Separately, sources confirmed that two institutions that handled client money for Giacchetto--Boston-based U.S. Trust and Chase Manhattan Bank's Brown & Co. brokerage--have been quietly settling claims from Giacchetto investors to head off lawsuits in the wake of criticism that they were overly lax in handling the funds.

Lawyers for both institutions declined to comment. But David Comarow, who represents two Giacchetto clients, artists Robert Ginder and Cara Wood Ginder, confirmed that the Ginders reached a confidential settlement with both companies that he described as "fair and equitable."

In a tearful speech in U.S. District Court in Manhattan, Giacchetto said he started his operation to empower artists financially, but that it grew too large and out of control. He also noted that he was active in charitable causes.

But he also acknowledged that he improperly used client money to pay bills for his company, the Cassandra Group, to replenish funds from clients whose accounts he had previously tapped into and to pay his own bills and expenses.

Authorities had alleged that Giacchetto engaged in an elaborate check-kiting scheme in which he would improperly tap into client accounts, ordering checks from Brown & Co. made out to his clients but delivered to him. He was then able to cash them at Citizens Bank, which has since been bought by U.S. Trust, even though they were made out to others, including such well-known celebrities as Matt Damon, Ben Stiller and the rock group Phish.

Authorities allege that Giacchetto spent money on a wide variety of expenses including loft space, payroll, public relations fees and credit card bills. In previous court filings, authorities accused Giacchetto of squandering client money on such things as $120,000 in hotel bills, including $80,000 for 10 suites at the Chateau Marmont in West Hollywood.
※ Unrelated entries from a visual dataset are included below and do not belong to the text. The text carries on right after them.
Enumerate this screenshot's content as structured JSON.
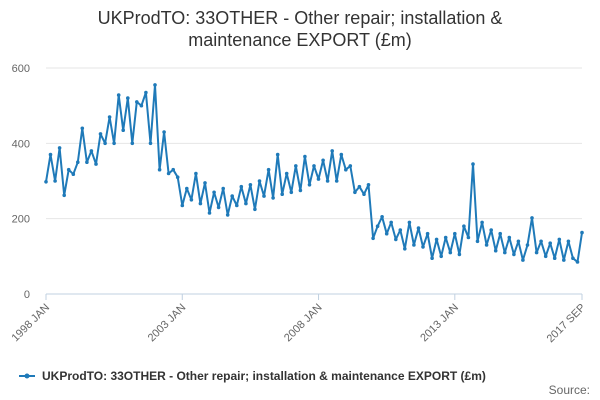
{
  "chart_data": {
    "type": "line",
    "title_lines": [
      "UKProdTO: 33OTHER - Other repair; installation &",
      "maintenance EXPORT (£m)"
    ],
    "ylim": [
      0,
      600
    ],
    "y_ticks": [
      0,
      200,
      400,
      600
    ],
    "x_range": [
      "1998 JAN",
      "2017 SEP"
    ],
    "x_ticks": [
      {
        "label": "1998 JAN",
        "x": "1998-01"
      },
      {
        "label": "2003 JAN",
        "x": "2003-01"
      },
      {
        "label": "2008 JAN",
        "x": "2008-01"
      },
      {
        "label": "2013 JAN",
        "x": "2013-01"
      },
      {
        "label": "2017 SEP",
        "x": "2017-09"
      }
    ],
    "grid": "horizontal",
    "legend_position": "bottom",
    "colors": {
      "series": "#1f7ab9",
      "grid": "#e6e6e6",
      "axis": "#c0d0e0"
    },
    "series": [
      {
        "name": "UKProdTO: 33OTHER - Other repair; installation & maintenance EXPORT (£m)",
        "values": [
          {
            "x": "1998-01",
            "y": 298
          },
          {
            "x": "1998-03",
            "y": 370
          },
          {
            "x": "1998-05",
            "y": 300
          },
          {
            "x": "1998-07",
            "y": 388
          },
          {
            "x": "1998-09",
            "y": 262
          },
          {
            "x": "1998-11",
            "y": 330
          },
          {
            "x": "1999-01",
            "y": 318
          },
          {
            "x": "1999-03",
            "y": 350
          },
          {
            "x": "1999-05",
            "y": 440
          },
          {
            "x": "1999-07",
            "y": 350
          },
          {
            "x": "1999-09",
            "y": 380
          },
          {
            "x": "1999-11",
            "y": 345
          },
          {
            "x": "2000-01",
            "y": 425
          },
          {
            "x": "2000-03",
            "y": 400
          },
          {
            "x": "2000-05",
            "y": 470
          },
          {
            "x": "2000-07",
            "y": 400
          },
          {
            "x": "2000-09",
            "y": 528
          },
          {
            "x": "2000-11",
            "y": 435
          },
          {
            "x": "2001-01",
            "y": 520
          },
          {
            "x": "2001-03",
            "y": 400
          },
          {
            "x": "2001-05",
            "y": 510
          },
          {
            "x": "2001-07",
            "y": 500
          },
          {
            "x": "2001-09",
            "y": 535
          },
          {
            "x": "2001-11",
            "y": 400
          },
          {
            "x": "2002-01",
            "y": 555
          },
          {
            "x": "2002-03",
            "y": 330
          },
          {
            "x": "2002-05",
            "y": 430
          },
          {
            "x": "2002-07",
            "y": 320
          },
          {
            "x": "2002-09",
            "y": 330
          },
          {
            "x": "2002-11",
            "y": 310
          },
          {
            "x": "2003-01",
            "y": 235
          },
          {
            "x": "2003-03",
            "y": 280
          },
          {
            "x": "2003-05",
            "y": 250
          },
          {
            "x": "2003-07",
            "y": 320
          },
          {
            "x": "2003-09",
            "y": 240
          },
          {
            "x": "2003-11",
            "y": 295
          },
          {
            "x": "2004-01",
            "y": 215
          },
          {
            "x": "2004-03",
            "y": 270
          },
          {
            "x": "2004-05",
            "y": 230
          },
          {
            "x": "2004-07",
            "y": 280
          },
          {
            "x": "2004-09",
            "y": 210
          },
          {
            "x": "2004-11",
            "y": 260
          },
          {
            "x": "2005-01",
            "y": 235
          },
          {
            "x": "2005-03",
            "y": 285
          },
          {
            "x": "2005-05",
            "y": 240
          },
          {
            "x": "2005-07",
            "y": 290
          },
          {
            "x": "2005-09",
            "y": 225
          },
          {
            "x": "2005-11",
            "y": 300
          },
          {
            "x": "2006-01",
            "y": 260
          },
          {
            "x": "2006-03",
            "y": 330
          },
          {
            "x": "2006-05",
            "y": 255
          },
          {
            "x": "2006-07",
            "y": 370
          },
          {
            "x": "2006-09",
            "y": 265
          },
          {
            "x": "2006-11",
            "y": 320
          },
          {
            "x": "2007-01",
            "y": 270
          },
          {
            "x": "2007-03",
            "y": 340
          },
          {
            "x": "2007-05",
            "y": 275
          },
          {
            "x": "2007-07",
            "y": 365
          },
          {
            "x": "2007-09",
            "y": 290
          },
          {
            "x": "2007-11",
            "y": 340
          },
          {
            "x": "2008-01",
            "y": 305
          },
          {
            "x": "2008-03",
            "y": 355
          },
          {
            "x": "2008-05",
            "y": 300
          },
          {
            "x": "2008-07",
            "y": 380
          },
          {
            "x": "2008-09",
            "y": 300
          },
          {
            "x": "2008-11",
            "y": 370
          },
          {
            "x": "2009-01",
            "y": 330
          },
          {
            "x": "2009-03",
            "y": 340
          },
          {
            "x": "2009-05",
            "y": 270
          },
          {
            "x": "2009-07",
            "y": 285
          },
          {
            "x": "2009-09",
            "y": 265
          },
          {
            "x": "2009-11",
            "y": 290
          },
          {
            "x": "2010-01",
            "y": 148
          },
          {
            "x": "2010-03",
            "y": 180
          },
          {
            "x": "2010-05",
            "y": 205
          },
          {
            "x": "2010-07",
            "y": 160
          },
          {
            "x": "2010-09",
            "y": 190
          },
          {
            "x": "2010-11",
            "y": 145
          },
          {
            "x": "2011-01",
            "y": 170
          },
          {
            "x": "2011-03",
            "y": 120
          },
          {
            "x": "2011-05",
            "y": 190
          },
          {
            "x": "2011-07",
            "y": 130
          },
          {
            "x": "2011-09",
            "y": 175
          },
          {
            "x": "2011-11",
            "y": 125
          },
          {
            "x": "2012-01",
            "y": 160
          },
          {
            "x": "2012-03",
            "y": 95
          },
          {
            "x": "2012-05",
            "y": 145
          },
          {
            "x": "2012-07",
            "y": 100
          },
          {
            "x": "2012-09",
            "y": 150
          },
          {
            "x": "2012-11",
            "y": 110
          },
          {
            "x": "2013-01",
            "y": 160
          },
          {
            "x": "2013-03",
            "y": 105
          },
          {
            "x": "2013-05",
            "y": 180
          },
          {
            "x": "2013-07",
            "y": 150
          },
          {
            "x": "2013-09",
            "y": 345
          },
          {
            "x": "2013-11",
            "y": 140
          },
          {
            "x": "2014-01",
            "y": 190
          },
          {
            "x": "2014-03",
            "y": 130
          },
          {
            "x": "2014-05",
            "y": 170
          },
          {
            "x": "2014-07",
            "y": 115
          },
          {
            "x": "2014-09",
            "y": 160
          },
          {
            "x": "2014-11",
            "y": 110
          },
          {
            "x": "2015-01",
            "y": 150
          },
          {
            "x": "2015-03",
            "y": 105
          },
          {
            "x": "2015-05",
            "y": 140
          },
          {
            "x": "2015-07",
            "y": 90
          },
          {
            "x": "2015-09",
            "y": 130
          },
          {
            "x": "2015-11",
            "y": 202
          },
          {
            "x": "2016-01",
            "y": 110
          },
          {
            "x": "2016-03",
            "y": 140
          },
          {
            "x": "2016-05",
            "y": 100
          },
          {
            "x": "2016-07",
            "y": 135
          },
          {
            "x": "2016-09",
            "y": 95
          },
          {
            "x": "2016-11",
            "y": 145
          },
          {
            "x": "2017-01",
            "y": 90
          },
          {
            "x": "2017-03",
            "y": 140
          },
          {
            "x": "2017-05",
            "y": 95
          },
          {
            "x": "2017-07",
            "y": 85
          },
          {
            "x": "2017-09",
            "y": 163
          }
        ]
      }
    ],
    "source_label": "Source:"
  }
}
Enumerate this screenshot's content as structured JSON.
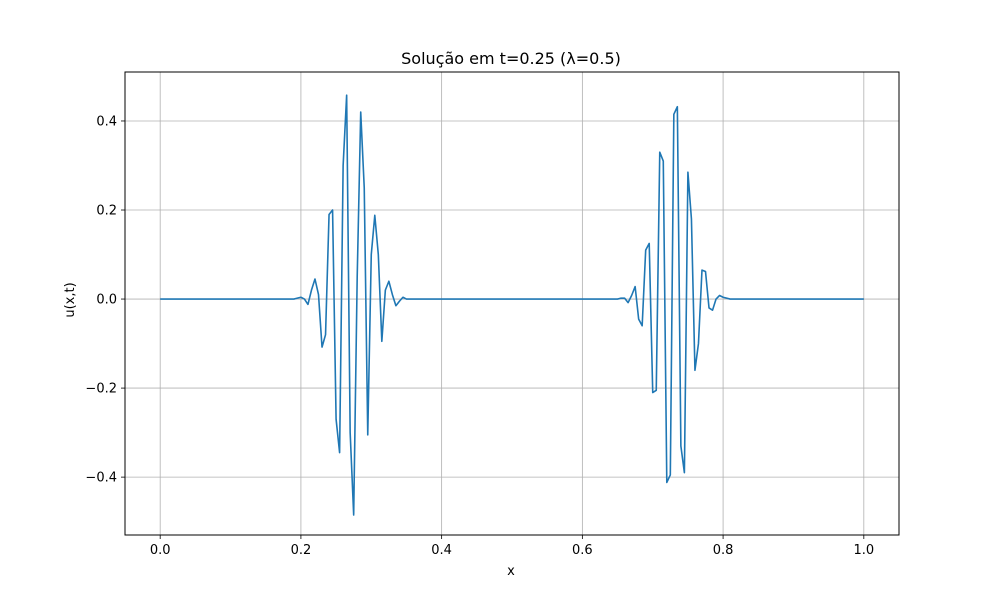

Giacchetto also allegedly spent $100,000 on airline tickets, $55,000 in restaurant tabs and $8,000 in helicopter flights, court papers allege.

Giacchetto is scheduled to be sentenced Nov. 3. He also faces a fine of $10,000 to $100,000.

Giacchetto had been facing five criminal counts as well as a civil lawsuit filed by the Securities and Exchange Commission. Sources said the SEC charges will likely be settled as well, now that the criminal plea has been entered.